# RLHF Trainining Pipeline for PPO Agent to Play Levels from the Doom Game

In [1]:
from utils.env import make_vizdoom_env
import gymnasium as gym
from datetime import datetime

start_datetime = datetime.now()
start_datetime_timestamp_str = start_datetime.strftime("%Y_%m_%d_%H_%M_%S")

# Initializing environments
num_envs = 8
envs = gym.vector.SyncVectorEnv(
    [
        make_vizdoom_env(
            "envs/vizdoom/scenarios/basic.cfg",
            #  render_mode='rgb_array',
            #  record_episodes=True,
            #  recording_save_path=f"./temp",
            #  recording_file_prefix=f"rl-pipeline-env-{i}"
        )
        for i in range(num_envs)
    ]
)

  logger.warn(


In [2]:
from torch.utils.tensorboard import SummaryWriter
from agents.doom_ppo_agent import DoomPpoAgent
from reward_predictors.cnn_reward_predictor import CnnRewardPredictor
from utils.replay_buffer import ReplayBuffer
from utils.time import current_timestamp_ms

# Setting up agent and reward predictor
agent = DoomPpoAgent(
    envs.single_observation_space,
    envs.single_action_space,
    learning_rate=0.0001,
    use_gpu=True,
)
reward_predictor = CnnRewardPredictor(envs.single_observation_space.shape, 
                                      envs.single_action_space.n if isinstance(envs.single_action_space, gym.spaces.Discrete) else envs.single_action_space.shape, 
                                      use_gpu=True)

# Agent training config
global_step = 0
start_time = start_datetime.timestamp()
num_steps = 256
num_mini_batches = 32
num_training_epochs = 10
batch_size = int(num_envs * num_steps)
mini_batch_size = batch_size // num_mini_batches

num_batches_before_collecting_feedback = 1

# Creating replay buffer for storing steps
replay_buffer = ReplayBuffer(
    num_steps, num_envs, envs.single_observation_space, envs.single_action_space
)

# Setting up debugging for Tensorboard
tensorboard_writer = SummaryWriter(
    f"logs/ppo_agent/doom_basic_level/rlhf_training_{current_timestamp_ms()}"
)

In [3]:
import numpy as np
import time

observations, info = envs.reset()
dones = [0 for _ in range(num_envs)]
best_average_return = float("-inf")
returns = []
reward_sums = np.zeros(num_envs, dtype=np.float32)

while True:
    # Calculating learning rate annealing coefficient
    # learning_rate_anneal_coef = 1.0 - (update - 1.0) / num_updates

    for step in range(0, num_steps):
        global_step += num_envs

        # Getting next action and it's value
        actions, log_probs, probs, values = agent.forward(observations)
        values = values.flatten()
        
        # Performing actions in the environments
        observations_, _, dones_, truncation_statuses, info = envs.step(actions)

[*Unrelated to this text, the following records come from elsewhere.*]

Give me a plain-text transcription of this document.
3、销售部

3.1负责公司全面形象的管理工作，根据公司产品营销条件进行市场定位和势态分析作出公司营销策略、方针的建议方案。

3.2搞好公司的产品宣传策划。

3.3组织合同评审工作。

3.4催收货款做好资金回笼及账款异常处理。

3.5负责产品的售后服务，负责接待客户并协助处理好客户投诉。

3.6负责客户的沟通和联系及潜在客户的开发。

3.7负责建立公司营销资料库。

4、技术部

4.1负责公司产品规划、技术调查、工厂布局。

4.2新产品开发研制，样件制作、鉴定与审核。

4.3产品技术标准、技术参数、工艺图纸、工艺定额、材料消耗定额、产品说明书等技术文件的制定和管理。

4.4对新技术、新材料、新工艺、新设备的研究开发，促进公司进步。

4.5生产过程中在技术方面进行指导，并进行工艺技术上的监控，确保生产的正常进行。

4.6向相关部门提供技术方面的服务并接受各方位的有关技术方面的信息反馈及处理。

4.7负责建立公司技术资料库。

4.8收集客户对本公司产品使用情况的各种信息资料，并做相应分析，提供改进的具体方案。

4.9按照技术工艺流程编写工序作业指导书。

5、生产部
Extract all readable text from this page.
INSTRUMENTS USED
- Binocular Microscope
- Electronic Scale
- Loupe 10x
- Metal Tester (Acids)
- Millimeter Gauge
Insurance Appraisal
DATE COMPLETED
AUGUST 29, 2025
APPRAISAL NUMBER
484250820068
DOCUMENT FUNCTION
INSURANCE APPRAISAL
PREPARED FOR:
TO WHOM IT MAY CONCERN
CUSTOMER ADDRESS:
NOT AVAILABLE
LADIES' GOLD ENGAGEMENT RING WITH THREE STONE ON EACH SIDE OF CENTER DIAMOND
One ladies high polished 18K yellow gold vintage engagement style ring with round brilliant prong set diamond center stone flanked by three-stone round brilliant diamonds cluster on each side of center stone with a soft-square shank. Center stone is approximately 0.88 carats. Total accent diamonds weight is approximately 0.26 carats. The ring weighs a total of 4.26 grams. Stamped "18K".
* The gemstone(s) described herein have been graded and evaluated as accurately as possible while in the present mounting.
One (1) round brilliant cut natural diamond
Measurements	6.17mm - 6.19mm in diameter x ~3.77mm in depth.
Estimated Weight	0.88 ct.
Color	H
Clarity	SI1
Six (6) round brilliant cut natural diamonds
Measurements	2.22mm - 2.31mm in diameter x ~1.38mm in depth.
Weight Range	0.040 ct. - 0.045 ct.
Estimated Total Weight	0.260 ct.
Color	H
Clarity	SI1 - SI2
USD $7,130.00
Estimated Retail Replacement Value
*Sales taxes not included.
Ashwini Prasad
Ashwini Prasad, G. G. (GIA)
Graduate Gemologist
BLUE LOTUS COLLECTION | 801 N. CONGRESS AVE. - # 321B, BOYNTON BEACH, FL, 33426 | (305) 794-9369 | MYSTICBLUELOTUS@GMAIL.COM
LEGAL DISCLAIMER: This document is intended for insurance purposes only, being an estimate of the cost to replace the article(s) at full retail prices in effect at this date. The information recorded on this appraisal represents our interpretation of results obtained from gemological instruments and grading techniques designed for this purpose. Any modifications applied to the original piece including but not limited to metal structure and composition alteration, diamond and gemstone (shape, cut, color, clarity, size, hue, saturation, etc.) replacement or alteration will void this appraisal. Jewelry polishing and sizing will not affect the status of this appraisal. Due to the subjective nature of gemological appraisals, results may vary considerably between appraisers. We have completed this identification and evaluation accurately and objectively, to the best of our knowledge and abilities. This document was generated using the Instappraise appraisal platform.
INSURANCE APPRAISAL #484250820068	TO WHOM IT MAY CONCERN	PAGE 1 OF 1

        # Predicting reward for the observations and the corresponding actions
        rewards = reward_predictor.forward(observations, actions)
        reward_sums = reward_sums + rewards

        # Saving transitions in replay buffer
        replay_buffer[step] = (observations, actions, log_probs, rewards, values, dones)

        # Saving new observation and done status for next step
        observations = observations_
        dones = dones_

        # Record episodic returns
        for index, done in enumerate(dones):
            if done == 1:
                reward_sum = reward_sums[index]
                returns.append(reward_sums[index])
                print(f"global_step={global_step}, episodic_return={reward_sums[index]}")

                # Resetting rewards sum
                reward_sums[index] = 0

    # Checking if the current mean is higher than previous highest mean and saving the model
    current_mean_episodic_return = np.mean(returns)
    print(f"Current Mean Episodic Return = {current_mean_episodic_return}")
    if current_mean_episodic_return > best_average_return:
        # Saving the model
        agent.save_models(
            f"./models/doom_ppo_agent/rl_pipeline/training_run_{start_datetime_timestamp_str}/checkpoint_step_{global_step}"
        )

        # Saving new best average return and clearing returns arrays
        best_average_return = current_mean_episodic_return
        returns.clear()

    # Training the agent
    training_stats = agent.train(
        replay_buffer=replay_buffer,
        # learning_rate_anneal_coef=learning_rate_anneal_coef,
        mini_batch_size=mini_batch_size,
        num_training_epochs=num_training_epochs,
    )

    print("SPS:", int(global_step / (time.time() - start_time)))

    # tensorboard_writer.add_scalar("charts/learning_rate", training_stats.learning_rate, global_step)
    tensorboard_writer.add_scalar("losses/value_loss", training_stats.value_loss, global_step)
    tensorboard_writer.add_scalar("losses/policy_loss", training_stats.policy_loss, global_step)
    tensorboard_writer.add_scalar("losses/entropy_loss", training_stats.entropy_loss, global_step)
    tensorboard_writer.add_scalar("charts/old_approx_kl", training_stats.old_approx_kl, global_step)
    tensorboard_writer.add_scalar("charts/approx_kl", training_stats.approx_kl, global_step)
    tensorboard_writer.add_scalar("charts/clip_fraction", training_stats.clip_fraction, global_step)
    tensorboard_writer.add_scalar("charts/explained_variance", training_stats.explained_variance, global_step)
    tensorboard_writer.add_scalar("charts/SPS", int(global_step / (time.time() - start_time)), global_step)

observations.shape = (8, 4, 120, 160)
observations.dtype = uint8
observations.shape = torch.Size([8, 4, 120, 160])
observations.dtype = torch.uint8


: 

: